The field workers will leave participants with information about the project and how they will receive their results – available within a few days – as well as health guidance from the Benton County Health Department and the Centers for Disease Control and Prevention. Participants in the effort will receive their results and those of their minor children by secure email with receipt by mail as a backup. Personal information will be safeguarded.

The TRACE project is a collaboration of five OSU colleges – Science, Agricultural Sciences, the Carlson College of Veterinary Medicine, Engineering, and Public Health and Human Sciences – plus the OSU Center for Genome Research and Biocomputing.

The project works in partnership with the Benton County Health Department in Corvallis and other county health departments around the state. TRACE Community has also conducted sampling in Bend, Newport, Hermiston, Eugene and Redmond.

The diagnostic testing component of TRACE operates through a partnership between the Oregon Veterinary Diagnostic Laboratory, which is located at OSU, and Willamette Valley Toxicology.
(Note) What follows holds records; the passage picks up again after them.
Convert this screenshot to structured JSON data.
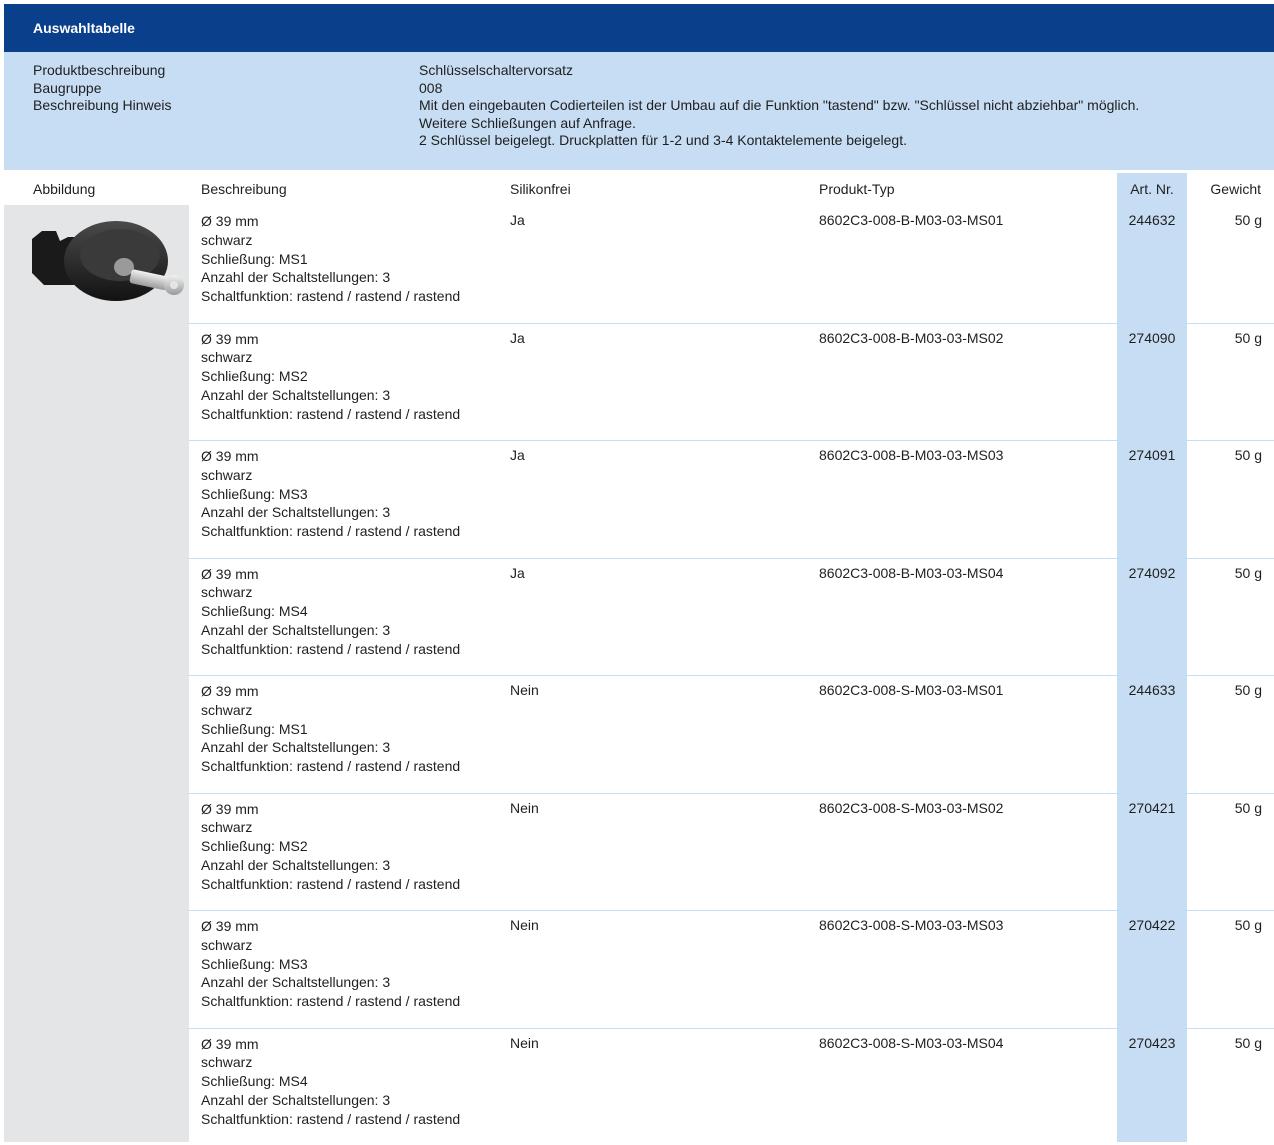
{
  "header": {
    "title": "Auswahltabelle"
  },
  "info": {
    "labels": [
      "Produktbeschreibung",
      "Baugruppe",
      "Beschreibung Hinweis"
    ],
    "values": [
      "Schlüsselschaltervorsatz",
      "008",
      "Mit den eingebauten Codierteilen ist der Umbau auf die Funktion \"tastend\" bzw. \"Schlüssel nicht abziehbar\" möglich.",
      "Weitere Schließungen auf Anfrage.",
      "2 Schlüssel beigelegt. Druckplatten für 1-2 und 3-4 Kontaktelemente beigelegt."
    ]
  },
  "columns": {
    "abbildung": "Abbildung",
    "beschreibung": "Beschreibung",
    "silikonfrei": "Silikonfrei",
    "produkttyp": "Produkt-Typ",
    "artnr": "Art. Nr.",
    "gewicht": "Gewicht"
  },
  "product_image": {
    "icon": "key-switch-image"
  },
  "rows": [
    {
      "desc": [
        "Ø 39 mm",
        "schwarz",
        "Schließung: MS1",
        "Anzahl der Schaltstellungen: 3",
        "Schaltfunktion: rastend / rastend / rastend"
      ],
      "silikonfrei": "Ja",
      "typ": "8602C3-008-B-M03-03-MS01",
      "art": "244632",
      "gewicht": "50 g"
    },
    {
      "desc": [
        "Ø 39 mm",
        "schwarz",
        "Schließung: MS2",
        "Anzahl der Schaltstellungen: 3",
        "Schaltfunktion: rastend / rastend / rastend"
      ],
      "silikonfrei": "Ja",
      "typ": "8602C3-008-B-M03-03-MS02",
      "art": "274090",
      "gewicht": "50 g"
    },
    {
      "desc": [
        "Ø 39 mm",
        "schwarz",
        "Schließung: MS3",
        "Anzahl der Schaltstellungen: 3",
        "Schaltfunktion: rastend / rastend / rastend"
      ],
      "silikonfrei": "Ja",
      "typ": "8602C3-008-B-M03-03-MS03",
      "art": "274091",
      "gewicht": "50 g"
    },
    {
      "desc": [
        "Ø 39 mm",
        "schwarz",
        "Schließung: MS4",
        "Anzahl der Schaltstellungen: 3",
        "Schaltfunktion: rastend / rastend / rastend"
      ],
      "silikonfrei": "Ja",
      "typ": "8602C3-008-B-M03-03-MS04",
      "art": "274092",
      "gewicht": "50 g"
    },
    {
      "desc": [
        "Ø 39 mm",
        "schwarz",
        "Schließung: MS1",
        "Anzahl der Schaltstellungen: 3",
        "Schaltfunktion: rastend / rastend / rastend"
      ],
      "silikonfrei": "Nein",
      "typ": "8602C3-008-S-M03-03-MS01",
      "art": "244633",
      "gewicht": "50 g"
    },
    {
      "desc": [
        "Ø 39 mm",
        "schwarz",
        "Schließung: MS2",
        "Anzahl der Schaltstellungen: 3",
        "Schaltfunktion: rastend / rastend / rastend"
      ],
      "silikonfrei": "Nein",
      "typ": "8602C3-008-S-M03-03-MS02",
      "art": "270421",
      "gewicht": "50 g"
    },
    {
      "desc": [
        "Ø 39 mm",
        "schwarz",
        "Schließung: MS3",
        "Anzahl der Schaltstellungen: 3",
        "Schaltfunktion: rastend / rastend / rastend"
      ],
      "silikonfrei": "Nein",
      "typ": "8602C3-008-S-M03-03-MS03",
      "art": "270422",
      "gewicht": "50 g"
    },
    {
      "desc": [
        "Ø 39 mm",
        "schwarz",
        "Schließung: MS4",
        "Anzahl der Schaltstellungen: 3",
        "Schaltfunktion: rastend / rastend / rastend"
      ],
      "silikonfrei": "Nein",
      "typ": "8602C3-008-S-M03-03-MS04",
      "art": "270423",
      "gewicht": "50 g"
    }
  ]
}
OSU researchers have conducted weekly testing of Corvallis community wastewater since May 2020. Genetic evidence of the virus, shed by people who are infected, has been generally trending downward in recent weeks, according to Oregon State researchers.

In September 2020, during the fifth round of TRACE Community door-to-door sampling in Corvallis, wastewater analysis was consistent with the community prevalence estimate of three cases per 1,000 residents that the nasal swab testing suggested.
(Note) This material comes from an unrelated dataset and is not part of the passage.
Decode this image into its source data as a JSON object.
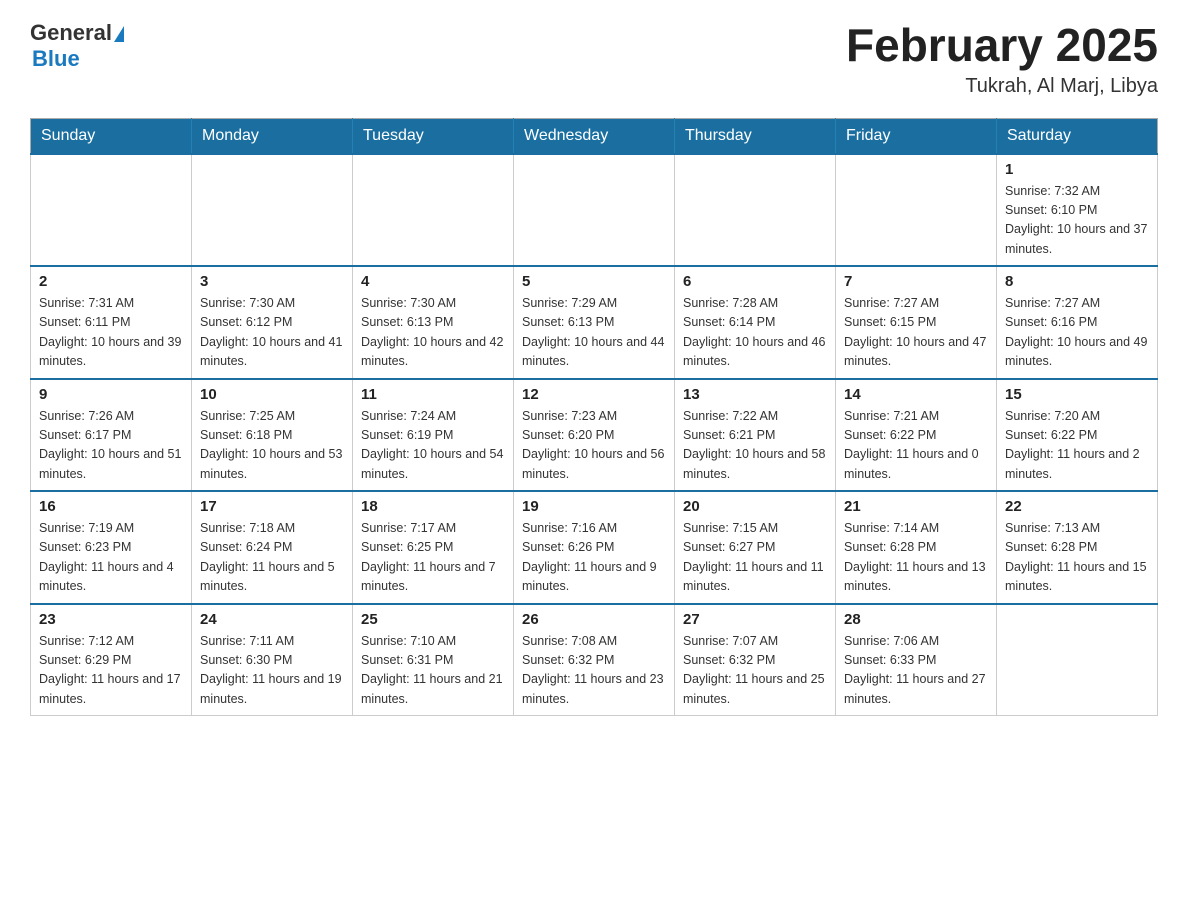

“TRACE’s collaboration with wastewater researchers Tiffany Garcia and Taal Levi in the OSU College of Agricultural Sciences has been a huge benefit,” Tyler says. “They have provided additional wastewater samples and data from their ongoing Corvallis monitoring project to help TRACE determine which neighborhoods would be most valuable to sample door to door.”

The TRACE prevalence estimates are based on a variety of inputs including test sensitivity, number of people tested and where those testing positive live. In Corvallis, where the participation percentage has consistently been around 70%, a weekend of door-to-door visits can produce nearly 700 samples.
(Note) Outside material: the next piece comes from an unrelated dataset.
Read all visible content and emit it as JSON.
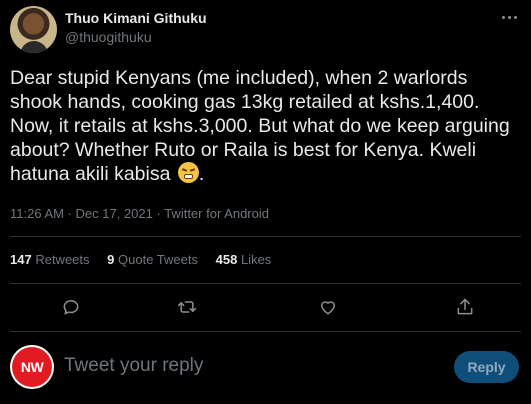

“TRACE  hopes that people will consider participating if our team knocks on their door,” says project co-leader Jeff Bethel, an associate professor in OSU’s College of Public Health and Human Sciences. “Participation is extremely important so we can calculate a valid estimate of prevalence in the community. We really hope people won’t say no because they were recently vaccinated or tested.”

TRACE-COVID-19 has received funding from OSU, the David and Lucile Packard Foundation, PacificSource Health Plans and the Oregon Health Authority and has been aided by work from the OSU Foundation and the OSU Alumni Association.